In March last year, Maria Fernanda Cardoso flew from Sydney to Tokyo with her husband. They took a 10-hour flight, then a second hour-long flight, and then were driven to a town called Suzu at the tip of Ishikawa Prefecture, where they spent four days researching the area.

The artist flew home and put together a proposal for a new work. She told her producer in Japan that she needed tens of thousands of pine cones. No problem, came the reply. By the time she returned six months later, volunteers from Suzu had collected and processed 38,000 pine cones and seed pods from caltrop and camellia plants for “Seed Pod Time Capsule,” which debuted at the Oku-Noto Triennale in September. The volunteers were so gung-ho and organized that Cardoso finished the installation five days early.

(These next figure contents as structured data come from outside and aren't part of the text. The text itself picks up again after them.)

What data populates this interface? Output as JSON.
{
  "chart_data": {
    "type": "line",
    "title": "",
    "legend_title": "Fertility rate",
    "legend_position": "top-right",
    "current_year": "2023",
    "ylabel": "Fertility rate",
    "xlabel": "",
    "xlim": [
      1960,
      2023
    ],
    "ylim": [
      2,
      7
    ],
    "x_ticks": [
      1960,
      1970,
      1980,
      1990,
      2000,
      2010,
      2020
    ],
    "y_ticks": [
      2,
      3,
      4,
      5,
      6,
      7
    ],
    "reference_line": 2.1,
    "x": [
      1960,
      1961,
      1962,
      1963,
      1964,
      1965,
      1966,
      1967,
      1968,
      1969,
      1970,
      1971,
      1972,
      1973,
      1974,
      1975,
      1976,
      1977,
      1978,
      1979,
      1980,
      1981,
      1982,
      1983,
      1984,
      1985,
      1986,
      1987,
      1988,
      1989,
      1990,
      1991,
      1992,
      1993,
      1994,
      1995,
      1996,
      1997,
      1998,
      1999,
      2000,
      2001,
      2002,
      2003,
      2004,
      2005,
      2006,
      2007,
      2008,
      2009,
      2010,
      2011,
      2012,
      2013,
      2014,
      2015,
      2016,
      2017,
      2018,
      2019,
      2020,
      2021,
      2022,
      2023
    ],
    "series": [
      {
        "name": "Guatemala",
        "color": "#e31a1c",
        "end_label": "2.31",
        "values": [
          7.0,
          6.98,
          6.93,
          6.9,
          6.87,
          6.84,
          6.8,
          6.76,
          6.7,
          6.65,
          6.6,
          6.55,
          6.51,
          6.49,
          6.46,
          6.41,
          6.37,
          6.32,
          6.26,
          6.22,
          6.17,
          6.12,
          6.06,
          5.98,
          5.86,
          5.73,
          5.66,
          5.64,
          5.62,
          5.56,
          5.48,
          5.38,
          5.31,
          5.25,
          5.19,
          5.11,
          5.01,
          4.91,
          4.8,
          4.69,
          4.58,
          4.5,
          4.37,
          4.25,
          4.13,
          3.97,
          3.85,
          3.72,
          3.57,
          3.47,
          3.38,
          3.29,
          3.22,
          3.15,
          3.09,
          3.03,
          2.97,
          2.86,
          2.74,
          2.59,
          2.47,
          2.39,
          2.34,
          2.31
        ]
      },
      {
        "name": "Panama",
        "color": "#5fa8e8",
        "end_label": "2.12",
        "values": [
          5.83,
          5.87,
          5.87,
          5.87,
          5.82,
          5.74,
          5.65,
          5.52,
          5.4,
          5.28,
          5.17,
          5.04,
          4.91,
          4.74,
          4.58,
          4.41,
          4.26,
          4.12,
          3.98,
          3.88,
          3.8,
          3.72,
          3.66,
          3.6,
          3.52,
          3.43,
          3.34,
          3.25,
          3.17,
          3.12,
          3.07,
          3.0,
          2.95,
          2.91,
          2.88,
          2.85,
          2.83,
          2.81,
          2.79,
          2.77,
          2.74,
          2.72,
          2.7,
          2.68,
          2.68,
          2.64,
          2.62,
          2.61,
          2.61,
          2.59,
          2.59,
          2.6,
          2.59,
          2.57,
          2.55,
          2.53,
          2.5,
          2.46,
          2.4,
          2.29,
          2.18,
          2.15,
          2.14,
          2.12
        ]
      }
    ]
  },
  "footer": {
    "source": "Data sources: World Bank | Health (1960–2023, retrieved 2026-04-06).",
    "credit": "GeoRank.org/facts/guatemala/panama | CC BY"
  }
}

She took a few days off to drive around the mountains of Niigata Prefecture to see some art.

Cardoso was one of a handful artists who’d been flown to Japan to create site-specific artworks in a region facing rapid depopulation. But the third Oku-Noto, whose second edition had cost about half a billion yen, was imperiled even before it began: In May 2023, a magnitude 6.5 earthquake hit off the coast of Ishikawa, delaying the opening by three weeks. The festival ran from Sept. 23 to Nov. 12 and brought in 51,000 people.